Wednesday, November 21, 2007

Transcending the Academic Lifestyle and into the Student’s Social Lifestyle—A response to a scene in "Etre et Avoir"

Like many of my fellow peers, I really admire the way Mr. Lopez helped the students arrive at the answers themselves. I was extremely captivated by the initial interaction between Mr. Lopez and Jojo, who was one of his students, and wanted to know if it was the morning or the afternoon. Given the student’s age, I did not expect Mr. Lopez to confront Jojo the way he did. He throws the question back, makes Jojo consider the typical activities performed in past mornings and afternoons, and ultimately has Jojo arrive at the final answer himself.

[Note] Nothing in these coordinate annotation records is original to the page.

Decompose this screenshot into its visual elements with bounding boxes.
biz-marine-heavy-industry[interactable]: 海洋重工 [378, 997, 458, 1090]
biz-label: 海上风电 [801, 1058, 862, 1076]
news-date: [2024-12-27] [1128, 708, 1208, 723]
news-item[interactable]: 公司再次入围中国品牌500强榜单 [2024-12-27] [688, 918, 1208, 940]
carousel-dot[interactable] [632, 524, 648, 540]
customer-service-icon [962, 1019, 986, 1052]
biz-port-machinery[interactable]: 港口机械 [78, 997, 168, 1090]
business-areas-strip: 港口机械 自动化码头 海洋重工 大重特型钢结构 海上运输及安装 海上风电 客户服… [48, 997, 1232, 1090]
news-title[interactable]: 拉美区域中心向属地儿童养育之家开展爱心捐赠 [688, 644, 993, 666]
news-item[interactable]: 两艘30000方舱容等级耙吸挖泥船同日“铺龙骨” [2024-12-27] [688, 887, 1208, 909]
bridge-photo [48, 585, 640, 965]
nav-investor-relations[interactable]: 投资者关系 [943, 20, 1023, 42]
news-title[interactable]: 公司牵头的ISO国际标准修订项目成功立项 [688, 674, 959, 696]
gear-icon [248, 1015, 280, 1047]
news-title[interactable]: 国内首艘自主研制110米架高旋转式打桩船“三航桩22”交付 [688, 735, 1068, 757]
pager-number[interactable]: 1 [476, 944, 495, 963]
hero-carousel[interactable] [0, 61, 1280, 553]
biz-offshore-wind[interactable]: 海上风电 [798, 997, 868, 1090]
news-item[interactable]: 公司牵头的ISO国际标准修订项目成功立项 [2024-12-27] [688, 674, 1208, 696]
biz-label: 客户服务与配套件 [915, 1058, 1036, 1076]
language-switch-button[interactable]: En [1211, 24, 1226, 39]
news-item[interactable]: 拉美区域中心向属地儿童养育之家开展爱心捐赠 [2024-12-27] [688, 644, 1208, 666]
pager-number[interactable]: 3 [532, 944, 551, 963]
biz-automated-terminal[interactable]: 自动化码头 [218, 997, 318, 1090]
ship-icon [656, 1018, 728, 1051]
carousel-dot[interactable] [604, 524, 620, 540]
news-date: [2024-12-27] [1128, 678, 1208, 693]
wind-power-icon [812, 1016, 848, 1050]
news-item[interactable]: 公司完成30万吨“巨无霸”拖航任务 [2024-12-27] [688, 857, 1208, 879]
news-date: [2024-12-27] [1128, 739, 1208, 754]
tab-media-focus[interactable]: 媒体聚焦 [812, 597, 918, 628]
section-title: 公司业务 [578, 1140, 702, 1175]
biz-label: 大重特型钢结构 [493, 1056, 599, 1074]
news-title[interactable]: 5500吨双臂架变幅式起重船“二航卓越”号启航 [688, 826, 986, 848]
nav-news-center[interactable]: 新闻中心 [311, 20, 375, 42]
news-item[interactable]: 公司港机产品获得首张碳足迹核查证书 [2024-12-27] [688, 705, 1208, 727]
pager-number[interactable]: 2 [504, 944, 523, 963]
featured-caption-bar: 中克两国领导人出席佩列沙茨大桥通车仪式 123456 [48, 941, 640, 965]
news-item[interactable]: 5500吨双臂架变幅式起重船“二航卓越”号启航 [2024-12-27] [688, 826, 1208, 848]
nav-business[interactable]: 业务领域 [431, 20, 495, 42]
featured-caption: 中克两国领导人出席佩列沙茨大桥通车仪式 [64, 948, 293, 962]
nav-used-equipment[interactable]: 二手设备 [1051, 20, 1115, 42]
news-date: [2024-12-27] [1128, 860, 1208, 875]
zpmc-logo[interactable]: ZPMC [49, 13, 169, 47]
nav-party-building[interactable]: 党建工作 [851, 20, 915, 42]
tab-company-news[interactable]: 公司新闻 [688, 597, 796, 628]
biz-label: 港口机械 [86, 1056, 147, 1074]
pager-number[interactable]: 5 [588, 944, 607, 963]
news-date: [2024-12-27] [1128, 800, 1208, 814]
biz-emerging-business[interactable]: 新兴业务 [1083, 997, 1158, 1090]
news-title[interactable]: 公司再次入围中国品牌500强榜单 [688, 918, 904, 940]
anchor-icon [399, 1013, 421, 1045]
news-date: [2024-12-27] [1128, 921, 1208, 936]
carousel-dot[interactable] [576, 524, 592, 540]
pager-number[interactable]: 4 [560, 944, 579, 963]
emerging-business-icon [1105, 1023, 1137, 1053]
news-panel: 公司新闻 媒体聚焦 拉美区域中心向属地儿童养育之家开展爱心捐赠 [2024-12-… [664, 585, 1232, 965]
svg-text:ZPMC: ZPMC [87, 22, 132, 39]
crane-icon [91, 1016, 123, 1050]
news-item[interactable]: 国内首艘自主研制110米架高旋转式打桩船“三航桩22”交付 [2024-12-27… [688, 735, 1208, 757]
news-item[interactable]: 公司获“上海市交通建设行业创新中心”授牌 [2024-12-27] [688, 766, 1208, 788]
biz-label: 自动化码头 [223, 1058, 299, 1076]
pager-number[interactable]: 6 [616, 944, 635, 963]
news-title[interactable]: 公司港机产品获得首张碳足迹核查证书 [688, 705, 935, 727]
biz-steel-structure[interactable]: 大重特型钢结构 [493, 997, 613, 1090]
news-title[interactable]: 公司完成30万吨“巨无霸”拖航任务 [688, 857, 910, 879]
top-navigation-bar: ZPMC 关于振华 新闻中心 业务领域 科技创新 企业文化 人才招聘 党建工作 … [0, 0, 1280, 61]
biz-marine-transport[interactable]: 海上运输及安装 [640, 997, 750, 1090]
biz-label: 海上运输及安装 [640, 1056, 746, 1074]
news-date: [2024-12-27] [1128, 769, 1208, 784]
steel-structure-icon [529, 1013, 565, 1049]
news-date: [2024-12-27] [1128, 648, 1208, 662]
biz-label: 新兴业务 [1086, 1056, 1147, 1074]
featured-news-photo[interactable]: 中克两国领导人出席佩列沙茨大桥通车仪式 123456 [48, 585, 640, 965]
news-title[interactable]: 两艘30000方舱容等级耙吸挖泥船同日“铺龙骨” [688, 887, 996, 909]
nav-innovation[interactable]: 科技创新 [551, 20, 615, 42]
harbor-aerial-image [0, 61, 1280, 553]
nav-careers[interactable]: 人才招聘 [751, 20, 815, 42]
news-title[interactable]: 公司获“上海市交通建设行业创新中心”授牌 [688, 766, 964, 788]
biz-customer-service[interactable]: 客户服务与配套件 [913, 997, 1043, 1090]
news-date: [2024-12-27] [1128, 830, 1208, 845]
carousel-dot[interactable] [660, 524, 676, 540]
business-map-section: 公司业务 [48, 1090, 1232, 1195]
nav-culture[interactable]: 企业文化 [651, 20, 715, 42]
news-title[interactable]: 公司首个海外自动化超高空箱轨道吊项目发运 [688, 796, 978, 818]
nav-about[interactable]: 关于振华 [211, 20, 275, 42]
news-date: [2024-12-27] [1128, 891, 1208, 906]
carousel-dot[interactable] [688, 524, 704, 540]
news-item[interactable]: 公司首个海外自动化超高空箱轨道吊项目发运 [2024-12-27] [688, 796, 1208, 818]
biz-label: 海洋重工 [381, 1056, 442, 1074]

Echoing the sentiments of Aristotle, Allison, and Lauren, this scene definitely deconstructs, to a certain extent, the notion of the teacher as the “authority figure,” by having the student figure out the answer himself. However, this scene also points out that this strategy must be utilized even with the simplest questions and with questions that are seemingly detached of academic value. Mr. Lopez could have easily given Jojo the answer, but this only disables Jojo from realizing that he can figure the answer out on his own—an answer to a question beyond academics. By watching this scene, I discovered that a teacher must not only destroy the students’ perceived hierarchy in the classroom within the academic realm, but the social realm as well. While teaching students that they can arrive at answers to problems like one plus one by themselves, we should concomitantly teach students that they can figure out problems in their lives on their own as well.